1. ## Differentiation Help?

A globe with a diameter of 30 cm is to be painted with a uniform layer of paint which is 4 mm thick. Use the method of differentiation to find the approximate volume of paint needed.

Help anyone?

2. Hello, xje4bv!

If these "differential approximations" are confusing to you, don't give up.
It took me the looongest time to understand them.

A globe with a diameter of 30 cm is to be painted
with a uniform layer of paint which is 4 mm thick.
Use the method of differentiation to find the approximate volume of paint needed.

We have a sphere with radius 15 cm.
It has a volume according to the formula: . $V \:=\:\frac{4}{3}\pi r^3$

By adding a layer of paint, the radius is increased by $4\text{ mm } = 0.4\text{ cm}.$

The question is: by how much is the volume increased?

We could do the actual arithmetic,
. . but we can approximate the answer with differentials.

We have: . $V \:=\:\frac{4}{3}\pi r^3$

Take differentials: . $dV \:=\:4\pi r^2\,dr$

If we understand what each part means, we're all set!
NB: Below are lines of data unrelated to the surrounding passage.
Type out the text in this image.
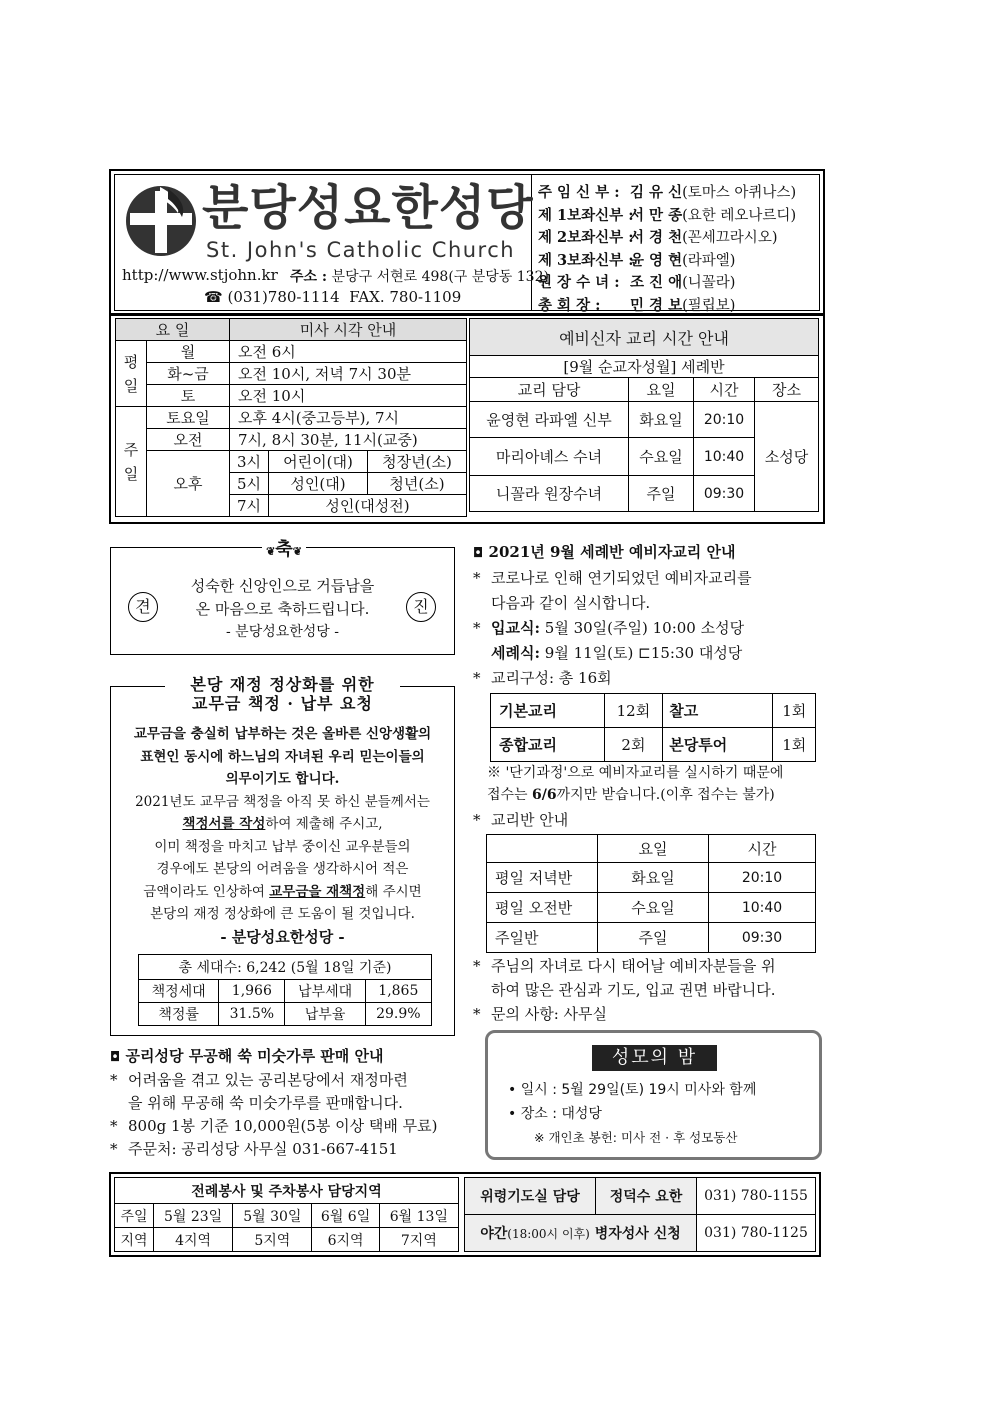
분당성요한성당
St. John's Catholic Church
http://www.stjohn.kr 주소 : 분당구 서현로 498(구 분당동 132)
☎ (031)780-1114 FAX. 780-1109
주 임 신 부 : 김 유 신(토마스 아퀴나스)
제 1보좌신부 :서 만 종(요한 레오나르디)
제 2보좌신부 :서 경 천(꼰세끄라시오)
제 3보좌신부 :윤 영 현(라파엘)
원 장 수 녀 : 조 진 애(니꼴라)
총 회 장 : 민 경 보(필립보)
요 일		미사 시각 안내		
평일	월	오전 6시		
	화~금	오전 10시, 저녁 7시 30분		
	토	오전 10시		
주일	토요일	오후 4시(중고등부), 7시		
	오전	7시, 8시 30분, 11시(교중)		
	오후	3시	어린이(대)	청장년(소)
		5시	성인(대)	청년(소)
		7시	성인(대성전)	
예비신자 교리 시간 안내			
[9월 순교자성월] 세례반			
교리 담당	요일	시간	장소
윤영현 라파엘 신부	화요일	20:10	소성당
마리아녜스 수녀	수요일	10:40	
니꼴라 원장수녀	주일	09:30	
❦축❦
견	진
성숙한 신앙인으로 거듭남을
온 마음으로 축하드립니다.
- 분당성요한성당 -
본당 재정 정상화를 위한
교무금 책정 · 납부 요청
교무금을 충실히 납부하는 것은 올바른 신앙생활의
표현인 동시에 하느님의 자녀된 우리 믿는이들의
의무이기도 합니다.
2021년도 교무금 책정을 아직 못 하신 분들께서는
책정서를 작성하여 제출해 주시고,
이미 책정을 마치고 납부 중이신 교우분들의
경우에도 본당의 어려움을 생각하시어 적은
금액이라도 인상하여 교무금을 재책정해 주시면
본당의 재정 정상화에 큰 도움이 될 것입니다.
- 분당성요한성당 -
총 세대수: 6,242 (5월 18일 기준)			
책정세대	1,966	납부세대	1,865
책정률	31.5%	납부율	29.9%
◘ 공리성당 무공해 쑥 미숫가루 판매 안내
* 어려움을 겪고 있는 공리본당에서 재정마련
을 위해 무공해 쑥 미숫가루를 판매합니다.
* 800g 1봉 기준 10,000원(5봉 이상 택배 무료)
* 주문처: 공리성당 사무실 031-667-4151
◘ 2021년 9월 세례반 예비자교리 안내
* 코로나로 인해 연기되었던 예비자교리를
다음과 같이 실시합니다.
* 입교식: 5월 30일(주일) 10:00 소성당
세례식: 9월 11일(토) ⊏15:30 대성당
* 교리구성: 총 16회
기본교리	12회	찰고	1회
종합교리	2회	본당투어	1회
※ '단기과정'으로 예비자교리를 실시하기 때문에
접수는 6/6까지만 받습니다.(이후 접수는 불가)
* 교리반 안내
	요일	시간
평일 저녁반	화요일	20:10
평일 오전반	수요일	10:40
주일반	주일	09:30
* 주님의 자녀로 다시 태어날 예비자분들을 위
하여 많은 관심과 기도, 입교 권면 바랍니다.
* 문의 사항: 사무실
성모의 밤
• 일시 : 5월 29일(토) 19시 미사와 함께
• 장소 : 대성당
※ 개인초 봉헌: 미사 전 · 후 성모동산
전례봉사 및 주차봉사 담당지역				
주일	5월 23일	5월 30일	6월 6일	6월 13일
지역	4지역	5지역	6지역	7지역
위령기도실 담당	정덕수 요한	031) 780-1155
야간(18:00시 이후) 병자성사 신청		031) 780-1125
. . $\underbrace{dV}_{\text{change in volume}} \;=\;4\pi\cdot\underbrace{r^2}_{\text{radius}^2}\c dot\underbrace{dr}_{\text{change in radius}}$

We know: . $r = 15,\;dr = 0.4$

Therefore: . $dV \;=\;4\pi(15^2)(0.4) \;=\;360\pi\text{ cm}^3$

The volume of the paint needed is approximately 1131 cm³

3. Originally Posted by Soroban
Hello, xje4bv!

If these "differential approximations" are confusing to you, don't give up.
It took me the looongest time to understand them.
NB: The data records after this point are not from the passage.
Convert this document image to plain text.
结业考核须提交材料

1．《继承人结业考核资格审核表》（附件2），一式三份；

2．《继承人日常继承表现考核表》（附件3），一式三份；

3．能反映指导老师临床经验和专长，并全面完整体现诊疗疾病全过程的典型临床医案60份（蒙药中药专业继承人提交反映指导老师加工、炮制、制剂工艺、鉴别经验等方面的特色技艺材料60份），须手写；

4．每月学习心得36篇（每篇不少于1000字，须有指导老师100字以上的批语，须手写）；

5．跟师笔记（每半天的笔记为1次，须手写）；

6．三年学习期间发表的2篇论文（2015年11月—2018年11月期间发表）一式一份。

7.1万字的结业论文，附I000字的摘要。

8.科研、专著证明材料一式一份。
We have a sphere with radius 15 cm.
It has a volume according to the formula: . $V \:=\:\frac{4}{3}\pi r^3$

By adding a layer of paint, the radius is increased by $4\text{ mm } = 0.4\text{ cm}.$

The question is: by how much is the volume increased?
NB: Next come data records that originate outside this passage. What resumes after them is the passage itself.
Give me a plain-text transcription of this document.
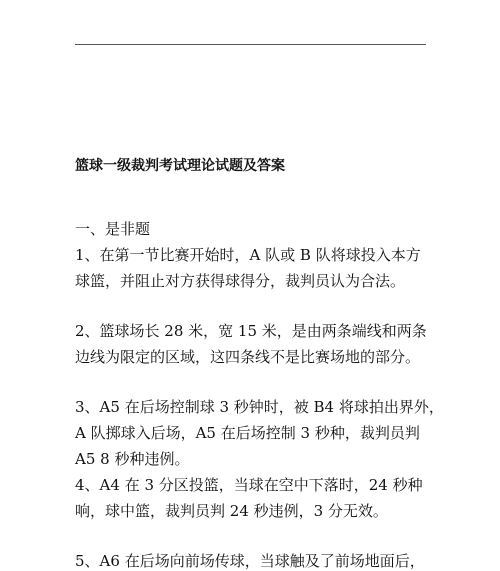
篮球一级裁判考试理论试题及答案
一、是非题
1、在第一节比赛开始时，A 队或 B 队将球投入本方
球篮，并阻止对方获得球得分，裁判员认为合法。
2、篮球场长 28 米，宽 15 米，是由两条端线和两条
边线为限定的区域，这四条线不是比赛场地的部分。
3、A5 在后场控制球 3 秒钟时，被 B4 将球拍出界外，
A 队掷球入后场，A5 在后场控制 3 秒种，裁判员判
A5 8 秒种违例。
4、A4 在 3 分区投篮，当球在空中下落时，24 秒种
响，球中篮，裁判员判 24 秒违例，3 分无效。
5、A6 在后场向前场传球，当球触及了前场地面后，
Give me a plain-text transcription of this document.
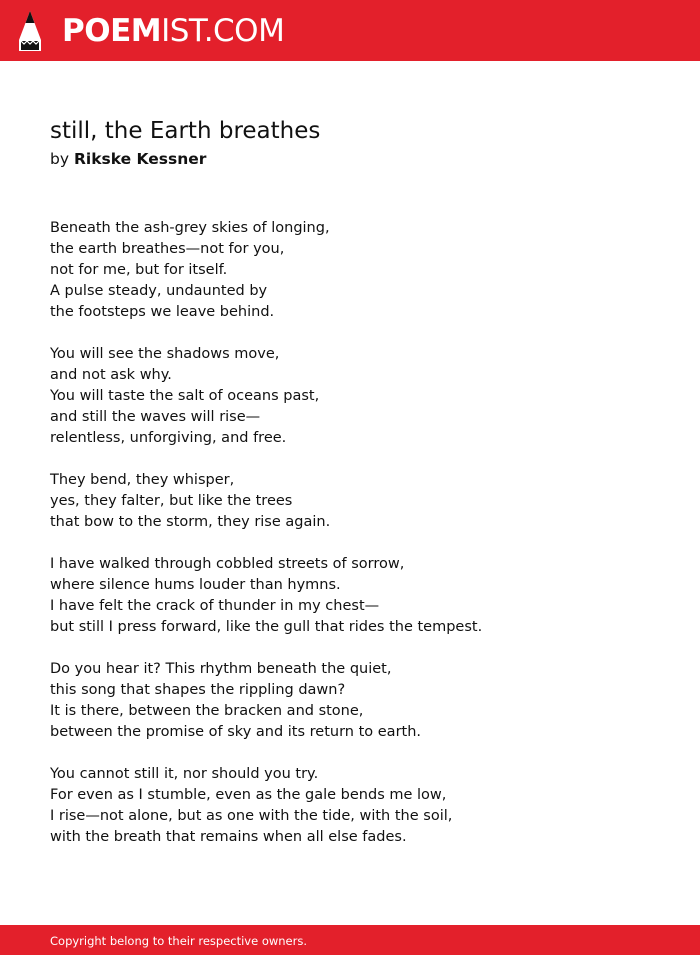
POEMIST.COM
still, the Earth breathes
by Rikske Kessner
Beneath the ash-grey skies of longing,
the earth breathes—not for you,
not for me, but for itself.
A pulse steady, undaunted by
the footsteps we leave behind.
You will see the shadows move,
and not ask why.
You will taste the salt of oceans past,
and still the waves will rise—
relentless, unforgiving, and free.
They bend, they whisper,
yes, they falter, but like the trees
that bow to the storm, they rise again.
I have walked through cobbled streets of sorrow,
where silence hums louder than hymns.
I have felt the crack of thunder in my chest—
but still I press forward, like the gull that rides the tempest.
Do you hear it? This rhythm beneath the quiet,
this song that shapes the rippling dawn?
It is there, between the bracken and stone,
between the promise of sky and its return to earth.
You cannot still it, nor should you try.
For even as I stumble, even as the gale bends me low,
I rise—not alone, but as one with the tide, with the soil,
with the breath that remains when all else fades.
Copyright belong to their respective owners.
We could do the actual arithmetic,
. . but we can approximate the answer with differentials.

We have: . $V \:=\:\frac{4}{3}\pi r^3$

Take differentials: . $dV \:=\:4\pi r^2\,dr$

If we understand what each part means, we're all set!

. . $\underbrace{dV}_{\text{change in volume}} \;=\;4\pi\cdot\underbrace{r^2}_{\text{radius}^2}\c dot\underbrace{dr}_{\text{change in radius}}$

We know: . $r = 15,\;dr = 0.4$

Therefore: . $dV \;=\;4\pi(15^2)(0.4) \;=\;360\pi\text{ cm}^3$

The volume of the paint needed is approximately 1131 cm³

Thanks Soroban, your answer only reaffirms my answer which was also 360 pi cm cube. However, the answer I got from the textbook was 1440 pi cm cube. Well, I guess the textbook's wrong then.